Music, in general, has the ability to find a way into you and make you feel... something, for lack of a better term, life changing.  That's what happened when I heard her perform for the first time. When the show started, I was amazed. Yes, she was beautiful. Yes, it had a good light show. But that wasn’t it. The passion, the emotion, the sensuality and strangely, the humility. This was a woman pouring herself out for everyone to partake. And everyone did, not in an avaricious way, but in way that said, ”We’ll take what you offer gratefully and appreciatively.”

When the concert was over, I literally felt changed inside. I was mentally pushing every person out of the theater so that I could leave my post. I bought a tour book from the “Solace” tour, because I didn’t have enough money to buy the FTE book, and headed backstage.  When I saw her talking to other people and signing stuff, I did a double take. This couldn’t be the same person, but it was. On stage, her hair was down and wore a long dress, but backstage, her hair was in pigtails and she was wearing silver hot pants!  I patiently waited for everyone else to speak with her and it was finally my turn. She was gracious and signed my tour book and the CD from my friend. I thanked her and told her how much I enjoyed her performance and she thanked me back, then we went our separate ways.

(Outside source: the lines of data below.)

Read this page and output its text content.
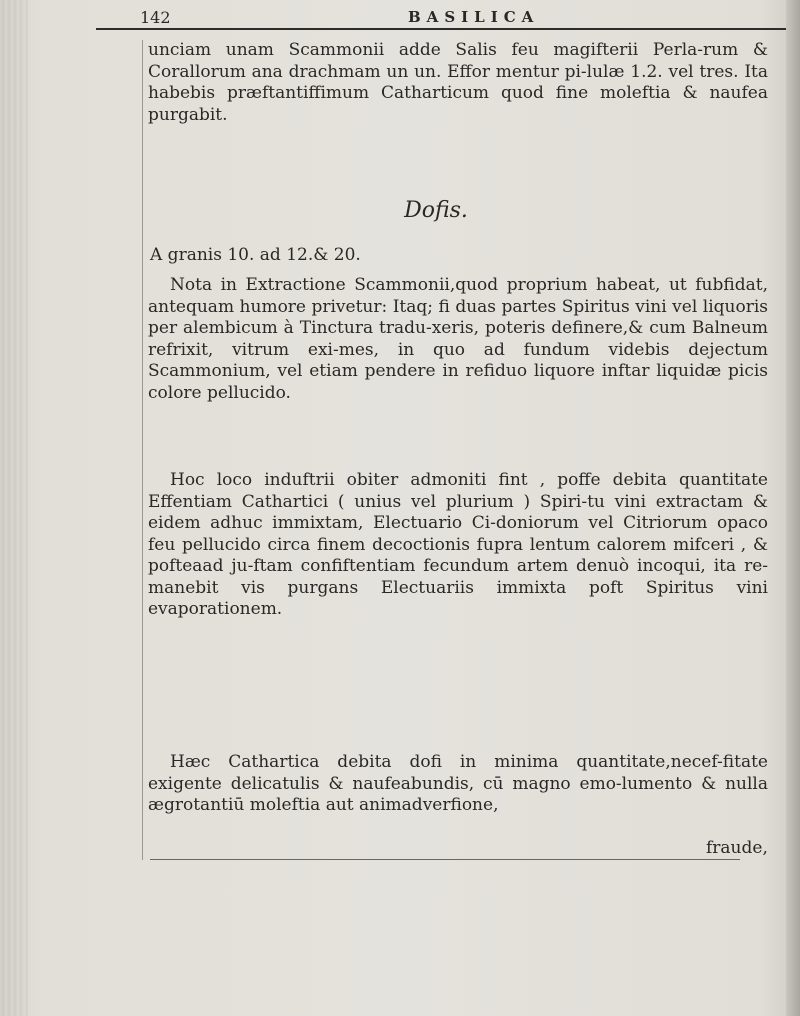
142	BASILICA

unciam unam Scammonii adde Salis feu magifterii Perla-rum & Corallorum ana drachmam un un. Effor mentur pi-lulæ 1.2. vel tres. Ita habebis præftantiffimum Catharticum quod fine moleftia & naufea purgabit.

Dofis.
A granis 10. ad 12.& 20.

Nota in Extractione Scammonii,quod proprium habeat, ut fubfidat, antequam humore privetur: Itaq; fi duas partes Spiritus vini vel liquoris per alembicum à Tinctura tradu-xeris, poteris definere,& cum Balneum refrixit, vitrum exi-mes, in quo ad fundum videbis dejectum Scammonium, vel etiam pendere in refiduo liquore inftar liquidæ picis colore pellucido.

Hoc loco induftrii obiter admoniti fint , poffe debita quantitate Effentiam Cathartici ( unius vel plurium ) Spiri-tu vini extractam & eidem adhuc immixtam, Electuario Ci-doniorum vel Citriorum opaco feu pellucido circa finem decoctionis fupra lentum calorem mifceri , & pofteaad ju-ftam confiftentiam fecundum artem denuò incoqui, ita re-manebit vis purgans Electuariis immixta poft Spiritus vini evaporationem.

Hæc Cathartica debita dofi in minima quantitate,necef-fitate exigente delicatulis & naufeabundis, cū magno emo-lumento & nulla ægrotantiū moleftia aut animadverfione,

fraude,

I gave my friend the signed CD single, but there was NO WAY I was giving up the full album. If it were possible to wear out a CD from playing it too much, I would have done it several times.  I did replace the jewel case a few times though.

FTE carried me through some rough emotional times. I think what really did it was that feeling that I wasn’t only one feeling that way, that there was someone else out there who had felt similarly and had made it out the other side, battered but unbowed. I’ve even offered it up as something to possibly help several friends who were going through similar experiences.

Nowadays, while I have all of her albums, several DVDs and do have some favored songs from other albums, FTE is still my go-to when I need a Sarah Mac fix. Every time I hear it, it still takes me back to that night and the magic I experienced.